Hardening from the first real campaign (clustered Express/Remix prod app, 16 GB machine):

  • Lighthouse runs in a subprocess per run — fixes the orchestrator OOM on sourcemap-heavy apps (the in-process module cache grew unbounded). One automatic retry per run for transient Chrome failures.
  • Raw runs persist before grading; reruns write raw-rerun-N/ instead of overwriting the original.
  • Server log buffers are detached once ready; orphaned servers from crashed runs are reaped on the next start; ports are allocated free instead of hardcoded, with {port2}/$PORT2 for auxiliary listeners.
  • Paired runs execute concurrently under simulated throttling (runner.concurrentPairs: "auto") — ~half the battery wall-clock.
  • Cloaking check rebuilt for real servers: UUID/traceparent/hex-id and framework-state normalization, determinism probe, structural fallback, cloaking.stripPatterns for app-specific state.
  • Local-first: cwv-harness schedule install|status|uninstall (launchd/systemd/ cron) replaces the GitHub field-snapshot workflow as the default capture path; workflows are opt-in via cwv-harness init --github-workflows. Doctor checks the scheduler is installed and the ledger is still accruing.
  • serve.envFile, serve.prepare, lockfile-aware install detection, 240 s default ready timeout.
  • New exploration tools: cwv-harness profile (long tasks, script CPU, shipped transfer bytes — never sourcemap byte sums), cwv-harness screen (pre-registered GO/NO-GO scaffold), cwv-harness measure absolute numbers + --save, cwv-harness field snapshot --dry-run, field.windowDays.
  • Doctor: live rumCommand validation, npx-cache detection, package-runner- aware install hints.
  • The command is now cwv-harness, matching the package name; the cwv bin is removed. An unrelated npm package owns the name cwv (remote npx cwv fetched it), and the package-vs-command mismatch confused operators. All docs, templates, prompts, and generated scripts say cwv-harness.
  • lighthouse and chrome-launcher are now regular dependencies (were optional peers) — one npm i -D cwv-harness install, no resolution failures, and the repo's lockfile pins the measuring instrument's version. Chrome itself remains the only system requirement.
  • The instrument is part of the frozen protocol: the harness package version is recorded in experiment.json at pre-registration and cwv-harness run refuses on mismatch — upgrading or hot-patching the harness mid-experiment now fails loudly instead of silently changing the measurement (0.1.0-era experiments without the field are exempt).
  • Battery runs trimmed to metric audits only (onlyAudits): no sourcemap fetching/parsing per run — a large cut in per-run time and memory on sourcemap-heavy apps, with identical measured numbers (the trace is captured before those audits would run).
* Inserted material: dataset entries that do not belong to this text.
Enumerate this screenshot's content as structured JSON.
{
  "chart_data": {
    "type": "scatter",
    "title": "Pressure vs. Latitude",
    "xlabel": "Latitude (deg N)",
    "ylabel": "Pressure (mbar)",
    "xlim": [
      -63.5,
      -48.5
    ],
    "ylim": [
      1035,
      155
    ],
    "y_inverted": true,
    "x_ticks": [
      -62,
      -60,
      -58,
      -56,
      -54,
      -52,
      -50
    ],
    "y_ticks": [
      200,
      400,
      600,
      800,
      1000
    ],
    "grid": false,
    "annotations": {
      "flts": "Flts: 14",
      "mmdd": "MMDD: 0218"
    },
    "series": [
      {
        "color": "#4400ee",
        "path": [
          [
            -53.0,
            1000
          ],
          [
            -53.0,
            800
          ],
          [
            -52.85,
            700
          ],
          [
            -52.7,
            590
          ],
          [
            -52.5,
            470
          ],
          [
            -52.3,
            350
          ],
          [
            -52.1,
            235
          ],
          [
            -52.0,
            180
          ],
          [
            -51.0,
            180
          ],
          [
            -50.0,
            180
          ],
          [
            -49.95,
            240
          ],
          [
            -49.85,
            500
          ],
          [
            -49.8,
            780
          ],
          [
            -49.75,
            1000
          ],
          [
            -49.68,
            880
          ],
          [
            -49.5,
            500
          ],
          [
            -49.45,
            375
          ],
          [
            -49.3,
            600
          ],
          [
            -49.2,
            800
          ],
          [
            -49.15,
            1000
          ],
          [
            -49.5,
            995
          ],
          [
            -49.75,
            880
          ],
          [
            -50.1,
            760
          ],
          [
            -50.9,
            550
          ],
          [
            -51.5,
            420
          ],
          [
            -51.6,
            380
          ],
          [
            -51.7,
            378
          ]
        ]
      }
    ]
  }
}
Side effect fixed in passing: errors-in-console is a best-practices audit and never actually ran under onlyCategories: ["performance"] — the console-errors ruin gate saw an empty list; it now genuinely executes. cwv-harness profile keeps the full performance category (and now reports the unused-JS estimate); cwv-harness run --keep-lhr stores full per-run LHRs under raw*/lhr/ for forensics.
  • runner.parallelArms (opt-in, default false): perturbation arms run concurrently with the main arm — roughly halves battery wall-clock again (≈21 → ≈11 pair-slots), at up to 6 concurrent Chromes. No bias (pairs stay simultaneous; contention is common-mode), but added pair variance — use on a quiet machine. Protocol-relevant: set before pre-registering.
  • cwv-harness init now also installs a Claude Code skill (.claude/skills/cwv-harness/SKILL.md) — the on-demand operational playbook (commands, flows, sharp edges); harness/CLAUDE.md stays the short always-loaded rules.

Upgrade note: new runner defaults (throttlingMethod, concurrentPairs) change protocolHash — in-flight pre-registered experiments will refuse to run (by design: the measurement process changed). Finish open experiments on 0.1.0 or re-scaffold them under the new protocol.

0.1.0 (2026-06-11)

Initial release, built inside the btc-research workspace and distilled from a 48-experiment trading-research program.